By diving into the practice of time management that G!d has given us, may we be blessed to transform the gift of freedom into an opportunity to achieve our wildest dreams!
At what point in our lives do our costumes become us? Whether it be, a suit you wear to work or a baby stroller, the objects we use and the clothes we wear have the power to transform us. The month of Adar and the holiday of Purim give us an opportunity to change: to wear what we want, carry what we wish and be who we desire. On Purim, we let go of our regular clothes, titles and appearances and take a dive into a fantasy world. Our costumes are new, fresh and untainted by experiences or memories. It is the first time we are dressing in whatever costume it is we want, and we can fill it with whatever energy we want. No one expects anything of us. No one thinks we will act a certain way. Perhaps, no one even knows that it's us...And it's in this space, the space of a random costume, where we can tap into our deepest selves.

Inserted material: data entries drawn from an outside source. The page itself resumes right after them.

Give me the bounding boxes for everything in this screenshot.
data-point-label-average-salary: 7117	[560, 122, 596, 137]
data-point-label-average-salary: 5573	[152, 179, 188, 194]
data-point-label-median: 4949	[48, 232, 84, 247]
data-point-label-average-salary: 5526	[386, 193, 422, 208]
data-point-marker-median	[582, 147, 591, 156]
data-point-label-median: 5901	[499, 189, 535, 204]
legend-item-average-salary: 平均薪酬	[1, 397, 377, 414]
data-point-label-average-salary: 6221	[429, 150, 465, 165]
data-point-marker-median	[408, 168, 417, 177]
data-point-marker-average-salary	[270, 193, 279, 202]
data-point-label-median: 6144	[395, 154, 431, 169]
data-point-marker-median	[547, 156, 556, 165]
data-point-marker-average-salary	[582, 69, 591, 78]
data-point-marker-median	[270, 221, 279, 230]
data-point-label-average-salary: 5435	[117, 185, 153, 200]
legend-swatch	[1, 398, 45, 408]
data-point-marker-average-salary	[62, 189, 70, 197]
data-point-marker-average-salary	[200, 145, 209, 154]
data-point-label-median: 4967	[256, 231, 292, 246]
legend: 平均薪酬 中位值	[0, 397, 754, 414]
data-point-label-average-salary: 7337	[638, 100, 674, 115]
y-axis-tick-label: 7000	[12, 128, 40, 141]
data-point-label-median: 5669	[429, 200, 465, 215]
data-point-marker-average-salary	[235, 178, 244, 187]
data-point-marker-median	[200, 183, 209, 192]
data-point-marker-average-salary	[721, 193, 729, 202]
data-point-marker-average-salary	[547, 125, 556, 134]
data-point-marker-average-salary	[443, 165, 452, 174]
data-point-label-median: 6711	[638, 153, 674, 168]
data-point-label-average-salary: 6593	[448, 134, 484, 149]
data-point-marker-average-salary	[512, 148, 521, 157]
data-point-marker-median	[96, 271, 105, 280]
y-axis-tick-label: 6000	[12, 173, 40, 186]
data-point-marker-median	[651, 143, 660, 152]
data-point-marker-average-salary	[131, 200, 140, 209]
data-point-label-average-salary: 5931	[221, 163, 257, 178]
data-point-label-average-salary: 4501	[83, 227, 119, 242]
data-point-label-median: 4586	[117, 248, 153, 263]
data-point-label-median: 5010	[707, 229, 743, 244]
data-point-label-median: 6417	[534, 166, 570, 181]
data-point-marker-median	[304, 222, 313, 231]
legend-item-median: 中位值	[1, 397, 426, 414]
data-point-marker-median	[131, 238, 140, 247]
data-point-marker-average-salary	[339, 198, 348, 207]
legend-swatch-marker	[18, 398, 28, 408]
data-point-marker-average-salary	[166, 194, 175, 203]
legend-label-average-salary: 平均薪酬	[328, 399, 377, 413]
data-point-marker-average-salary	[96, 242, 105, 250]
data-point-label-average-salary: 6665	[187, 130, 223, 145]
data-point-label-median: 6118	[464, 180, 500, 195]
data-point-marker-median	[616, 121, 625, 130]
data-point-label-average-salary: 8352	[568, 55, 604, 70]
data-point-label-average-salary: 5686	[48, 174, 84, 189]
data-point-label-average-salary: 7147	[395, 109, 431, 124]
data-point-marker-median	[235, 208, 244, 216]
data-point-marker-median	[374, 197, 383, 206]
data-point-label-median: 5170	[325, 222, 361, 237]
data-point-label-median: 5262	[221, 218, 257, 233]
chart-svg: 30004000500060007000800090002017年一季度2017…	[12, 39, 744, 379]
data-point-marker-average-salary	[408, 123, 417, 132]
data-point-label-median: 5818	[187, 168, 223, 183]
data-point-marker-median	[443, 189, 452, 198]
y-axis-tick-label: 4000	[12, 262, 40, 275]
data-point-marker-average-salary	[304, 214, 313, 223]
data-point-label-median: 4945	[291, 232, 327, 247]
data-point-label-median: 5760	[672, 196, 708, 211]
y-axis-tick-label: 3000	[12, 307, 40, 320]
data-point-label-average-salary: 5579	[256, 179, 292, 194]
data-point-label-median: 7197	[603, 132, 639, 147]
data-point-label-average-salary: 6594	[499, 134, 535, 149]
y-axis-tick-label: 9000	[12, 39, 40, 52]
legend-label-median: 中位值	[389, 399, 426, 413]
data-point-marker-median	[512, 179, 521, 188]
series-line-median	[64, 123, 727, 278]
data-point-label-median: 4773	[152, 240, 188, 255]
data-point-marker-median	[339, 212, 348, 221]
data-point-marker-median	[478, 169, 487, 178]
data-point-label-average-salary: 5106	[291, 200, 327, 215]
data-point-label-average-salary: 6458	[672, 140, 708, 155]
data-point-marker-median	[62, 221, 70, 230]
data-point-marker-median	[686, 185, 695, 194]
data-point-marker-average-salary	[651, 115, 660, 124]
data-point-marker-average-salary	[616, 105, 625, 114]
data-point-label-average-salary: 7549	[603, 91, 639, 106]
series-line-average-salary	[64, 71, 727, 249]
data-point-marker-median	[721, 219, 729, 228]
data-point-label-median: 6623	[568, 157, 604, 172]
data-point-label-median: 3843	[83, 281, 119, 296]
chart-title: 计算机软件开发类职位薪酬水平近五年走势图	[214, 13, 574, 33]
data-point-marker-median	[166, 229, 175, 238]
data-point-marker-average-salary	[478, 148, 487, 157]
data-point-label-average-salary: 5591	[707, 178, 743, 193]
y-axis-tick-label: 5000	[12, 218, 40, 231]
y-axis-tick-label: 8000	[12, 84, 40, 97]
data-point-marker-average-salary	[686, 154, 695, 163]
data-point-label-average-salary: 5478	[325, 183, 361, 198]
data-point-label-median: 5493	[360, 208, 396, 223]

May the energy that we absorb from our costumes on Purim, fill our day-to-day wardrobes with freshness, and may we gain the courage to show our wildest selves even when covered in simple clothes.
But most importantly may this Purim take us closer to becoming more comfortable with who we are on the inside and less attached to what we wear on the outside.
April Showers Bring May Flowers. I heard this often as a kid, eager to move from the gray days of April to the sunny days of May. At the time, it was difficult for me to grasp that it was the rain which made the flowers and fruits of Spring possible. Shevat is like that. It is the beginning of the beginning. During this month, a month of rain, we celebrate the New Year of the Trees, on Tu Beshvat. Before the flowers blossom and the fruits ripen, we are already thanking G!d for nature’s candy. During this month, in the weekly Torah portions we read about the Jews leaving Egypt (even though it did not actually happen until two months later in the month of Nissan). Before we become free, we are commemorating freedom. Why not wait until the climax of Spring to give thanks for fruit? Why celebrate freedom when we are still slaves in a foreign land? What is it about praising the potential for growth? It’s Tikvah, Hope. A hope that is so strong, it can actually bring experiences, people and places into existence. During this month, we have the opportunity to reflect on whatever it is we wish to bring into our lives: a job, a spouse, a hobby, a new perspective ….. and find joy in all those steps that we have taken to get there. And though it may rain, or snow, more than we would like, it may just be what we need to transform our dreams into reality.